By coincidence, the Census story and a report about Baltimore Mayor Stephanie Rawlings-Blake's efforts to revitalize neighborhoods by reclaiming vacant and abandoned houses in the city ran on the same page of The Sun that week. Which raised an intriguing question: If the city has a surfeit of vacant housing it would like to see rehabilitated and occupied, and if the influx of immigrants has been the state's largest source of population growth, what are city officials doing to bring the two trends together? Shouldn't Baltimore be making more of an effort to reach out to the thousands of Latinos coming to Maryland?

Historically, cities have been the first destination for immigrants arriving in this country. That's where the jobs were and also communities made up of people of similar backgrounds. Today, the Washington area's job market is the primary magnet for the growing Hispanic population in Maryland, which is centered in Montgomery and Prince George's counties. But as rents and home prices in the capital area rise under the pressure of development and increased demand, Baltimore is likely to become an ever more attractive entry point for new arrivals.

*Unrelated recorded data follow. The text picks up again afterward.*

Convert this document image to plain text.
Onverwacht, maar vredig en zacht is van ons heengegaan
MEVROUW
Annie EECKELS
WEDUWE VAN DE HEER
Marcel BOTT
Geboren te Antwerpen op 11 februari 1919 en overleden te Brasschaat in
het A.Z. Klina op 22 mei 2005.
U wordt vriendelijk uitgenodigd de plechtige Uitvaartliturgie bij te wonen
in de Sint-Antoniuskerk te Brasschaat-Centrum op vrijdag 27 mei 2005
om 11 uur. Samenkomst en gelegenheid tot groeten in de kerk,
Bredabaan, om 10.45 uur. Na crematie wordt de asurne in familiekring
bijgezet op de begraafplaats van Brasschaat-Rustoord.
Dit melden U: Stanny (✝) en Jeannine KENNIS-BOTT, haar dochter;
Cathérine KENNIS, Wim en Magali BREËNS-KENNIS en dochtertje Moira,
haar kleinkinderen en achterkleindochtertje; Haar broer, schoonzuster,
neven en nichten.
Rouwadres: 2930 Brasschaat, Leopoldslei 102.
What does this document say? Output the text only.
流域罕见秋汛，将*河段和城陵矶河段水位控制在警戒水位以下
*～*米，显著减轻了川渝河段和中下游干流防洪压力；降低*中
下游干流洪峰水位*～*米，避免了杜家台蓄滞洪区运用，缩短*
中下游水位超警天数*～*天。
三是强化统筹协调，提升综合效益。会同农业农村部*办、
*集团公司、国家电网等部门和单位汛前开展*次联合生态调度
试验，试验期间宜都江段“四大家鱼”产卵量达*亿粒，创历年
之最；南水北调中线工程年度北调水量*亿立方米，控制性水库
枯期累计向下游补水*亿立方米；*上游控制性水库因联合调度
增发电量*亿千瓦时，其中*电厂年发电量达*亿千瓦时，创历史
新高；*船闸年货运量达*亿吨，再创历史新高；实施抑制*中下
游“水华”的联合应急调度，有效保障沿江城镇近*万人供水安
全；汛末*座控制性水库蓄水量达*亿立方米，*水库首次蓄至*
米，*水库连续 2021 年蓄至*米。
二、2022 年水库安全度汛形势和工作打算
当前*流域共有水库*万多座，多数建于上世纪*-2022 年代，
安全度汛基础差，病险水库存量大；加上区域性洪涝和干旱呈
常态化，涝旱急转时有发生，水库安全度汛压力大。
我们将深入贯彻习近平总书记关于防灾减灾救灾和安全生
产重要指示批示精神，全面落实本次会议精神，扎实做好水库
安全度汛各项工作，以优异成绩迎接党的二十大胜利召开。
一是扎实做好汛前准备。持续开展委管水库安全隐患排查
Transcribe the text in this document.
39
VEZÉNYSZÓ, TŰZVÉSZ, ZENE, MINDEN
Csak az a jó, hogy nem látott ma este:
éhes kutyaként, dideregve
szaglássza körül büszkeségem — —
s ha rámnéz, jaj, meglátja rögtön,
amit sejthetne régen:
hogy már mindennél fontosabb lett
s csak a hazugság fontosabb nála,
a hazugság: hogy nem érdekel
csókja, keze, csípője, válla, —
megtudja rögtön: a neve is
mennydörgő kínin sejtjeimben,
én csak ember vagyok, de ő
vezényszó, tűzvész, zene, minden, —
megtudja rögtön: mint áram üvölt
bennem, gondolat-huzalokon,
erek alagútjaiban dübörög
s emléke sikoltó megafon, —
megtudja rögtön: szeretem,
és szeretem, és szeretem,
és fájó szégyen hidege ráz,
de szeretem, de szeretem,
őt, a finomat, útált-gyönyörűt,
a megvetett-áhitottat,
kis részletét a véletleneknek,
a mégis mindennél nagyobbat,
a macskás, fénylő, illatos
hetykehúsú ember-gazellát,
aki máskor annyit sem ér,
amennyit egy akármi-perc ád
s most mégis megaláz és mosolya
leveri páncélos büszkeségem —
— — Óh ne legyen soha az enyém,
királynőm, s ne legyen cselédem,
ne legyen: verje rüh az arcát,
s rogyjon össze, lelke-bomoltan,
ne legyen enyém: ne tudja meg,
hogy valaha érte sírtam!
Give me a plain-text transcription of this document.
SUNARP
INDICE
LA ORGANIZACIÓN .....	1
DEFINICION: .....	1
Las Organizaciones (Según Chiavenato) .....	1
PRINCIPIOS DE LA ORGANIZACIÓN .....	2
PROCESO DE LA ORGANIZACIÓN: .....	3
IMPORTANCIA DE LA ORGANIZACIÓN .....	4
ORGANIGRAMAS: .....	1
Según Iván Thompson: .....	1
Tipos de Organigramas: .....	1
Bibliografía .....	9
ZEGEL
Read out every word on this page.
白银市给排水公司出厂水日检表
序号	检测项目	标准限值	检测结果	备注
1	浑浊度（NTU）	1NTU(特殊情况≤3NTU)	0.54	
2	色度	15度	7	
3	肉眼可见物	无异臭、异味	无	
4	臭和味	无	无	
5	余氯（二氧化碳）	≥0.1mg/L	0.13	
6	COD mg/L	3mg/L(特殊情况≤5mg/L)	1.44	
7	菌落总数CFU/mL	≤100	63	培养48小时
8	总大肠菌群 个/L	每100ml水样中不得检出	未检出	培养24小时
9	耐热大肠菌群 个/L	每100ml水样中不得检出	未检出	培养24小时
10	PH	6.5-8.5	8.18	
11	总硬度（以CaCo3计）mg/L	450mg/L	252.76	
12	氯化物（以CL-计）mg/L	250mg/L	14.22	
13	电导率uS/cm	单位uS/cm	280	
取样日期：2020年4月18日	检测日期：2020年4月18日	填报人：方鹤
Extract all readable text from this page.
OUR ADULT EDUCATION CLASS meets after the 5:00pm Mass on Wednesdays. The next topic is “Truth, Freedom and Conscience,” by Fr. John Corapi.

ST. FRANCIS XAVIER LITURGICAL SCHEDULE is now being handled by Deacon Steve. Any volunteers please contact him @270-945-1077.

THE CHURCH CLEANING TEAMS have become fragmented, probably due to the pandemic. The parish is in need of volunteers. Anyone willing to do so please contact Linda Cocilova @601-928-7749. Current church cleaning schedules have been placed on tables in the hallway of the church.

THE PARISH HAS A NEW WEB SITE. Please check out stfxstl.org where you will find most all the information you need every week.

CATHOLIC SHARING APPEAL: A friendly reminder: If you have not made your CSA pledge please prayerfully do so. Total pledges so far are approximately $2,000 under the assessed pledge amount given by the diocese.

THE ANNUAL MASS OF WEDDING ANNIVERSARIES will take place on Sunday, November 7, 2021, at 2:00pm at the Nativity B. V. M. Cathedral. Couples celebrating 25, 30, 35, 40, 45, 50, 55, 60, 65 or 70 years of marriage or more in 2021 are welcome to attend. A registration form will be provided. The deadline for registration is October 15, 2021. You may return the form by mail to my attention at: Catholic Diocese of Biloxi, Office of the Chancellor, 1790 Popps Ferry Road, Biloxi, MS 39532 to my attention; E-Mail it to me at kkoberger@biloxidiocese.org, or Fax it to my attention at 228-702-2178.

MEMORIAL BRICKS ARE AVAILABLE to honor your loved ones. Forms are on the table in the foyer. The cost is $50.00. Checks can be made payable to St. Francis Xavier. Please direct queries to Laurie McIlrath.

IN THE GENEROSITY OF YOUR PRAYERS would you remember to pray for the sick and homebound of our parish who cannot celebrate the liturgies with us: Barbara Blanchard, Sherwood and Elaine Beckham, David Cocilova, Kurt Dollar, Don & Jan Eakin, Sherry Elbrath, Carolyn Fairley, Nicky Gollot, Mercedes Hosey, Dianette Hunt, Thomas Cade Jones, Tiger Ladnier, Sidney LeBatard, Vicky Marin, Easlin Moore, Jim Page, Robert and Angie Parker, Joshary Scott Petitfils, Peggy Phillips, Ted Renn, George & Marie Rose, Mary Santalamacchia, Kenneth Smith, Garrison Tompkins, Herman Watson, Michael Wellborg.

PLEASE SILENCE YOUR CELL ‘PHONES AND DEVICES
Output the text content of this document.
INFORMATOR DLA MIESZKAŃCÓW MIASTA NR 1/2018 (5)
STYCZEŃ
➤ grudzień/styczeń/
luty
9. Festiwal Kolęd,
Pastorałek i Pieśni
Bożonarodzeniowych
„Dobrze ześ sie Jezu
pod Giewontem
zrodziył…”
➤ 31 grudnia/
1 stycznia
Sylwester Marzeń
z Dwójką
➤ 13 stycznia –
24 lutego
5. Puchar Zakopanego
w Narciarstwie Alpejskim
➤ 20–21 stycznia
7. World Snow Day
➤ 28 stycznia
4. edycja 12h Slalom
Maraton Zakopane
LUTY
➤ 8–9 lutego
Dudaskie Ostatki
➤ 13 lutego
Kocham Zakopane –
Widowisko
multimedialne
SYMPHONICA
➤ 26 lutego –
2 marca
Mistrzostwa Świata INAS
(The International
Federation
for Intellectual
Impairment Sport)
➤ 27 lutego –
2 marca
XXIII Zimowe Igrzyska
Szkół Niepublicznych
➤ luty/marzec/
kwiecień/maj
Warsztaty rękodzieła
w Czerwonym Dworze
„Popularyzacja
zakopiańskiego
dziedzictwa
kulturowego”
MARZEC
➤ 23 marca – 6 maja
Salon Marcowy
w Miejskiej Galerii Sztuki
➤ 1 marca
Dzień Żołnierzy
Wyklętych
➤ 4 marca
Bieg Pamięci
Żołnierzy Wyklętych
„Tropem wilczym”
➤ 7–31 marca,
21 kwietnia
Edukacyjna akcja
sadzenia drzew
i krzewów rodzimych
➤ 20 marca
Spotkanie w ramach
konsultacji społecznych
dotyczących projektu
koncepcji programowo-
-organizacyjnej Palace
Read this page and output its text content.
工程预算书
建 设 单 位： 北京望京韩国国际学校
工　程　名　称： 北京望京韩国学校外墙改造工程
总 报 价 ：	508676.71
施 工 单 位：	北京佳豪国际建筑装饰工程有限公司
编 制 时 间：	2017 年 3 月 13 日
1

It's a role for which there is ample historical precedent. For much of the 19th and 20th centuries, Baltimore was famous as a patchwork of immigrant neighborhoods that served as springboards into the larger society for people from Ireland, Greece, Poland, Italy, Germany, Lithuania, Russia and other European countries. The diversity, vitality and energy of those old immigrant communities helped make Baltimore a truly international city.

Yet, despite the growth of Hispanic residents in Baltimore since 2000, Latinos officially make up just 4.2 percent of the city's population. That's up from 1.7 percent in 2000 but still less than Anne Arundel and Baltimore counties and far less than Prince George's and Montgomery counties, where Hispanics now make up 15 percent and 17 percent of the population, respectively.

Mayor Rawlings-Blake's efforts to reduce crime and support the reforms that have led to better schools are aimed at making Baltimore's neighborhoods more attractive to everyone, be they newly arrived immigrants or fifth-generation Baltimoreans. And she's certainly right to say that nobody will want to move here if the city doesn't focus on those things.

But with the city's still relatively low rents and housing prices compared to Washington, and its abundant supply of vacant houses waiting to be reclaimed, Baltimore could be missing an opportunity to turn around the long-term decline in its population by not marketing itself more aggressively among immigrants. Printing housing materials in Spanish, as Baltimore does now, is important but hardly sufficient. If current trends continue, Hispanic immigration will represent the biggest single factor in the growth of Maryland's population over the coming decades. For the sake of its own future, Baltimore City ought to be making every effort to be among the first to welcome them.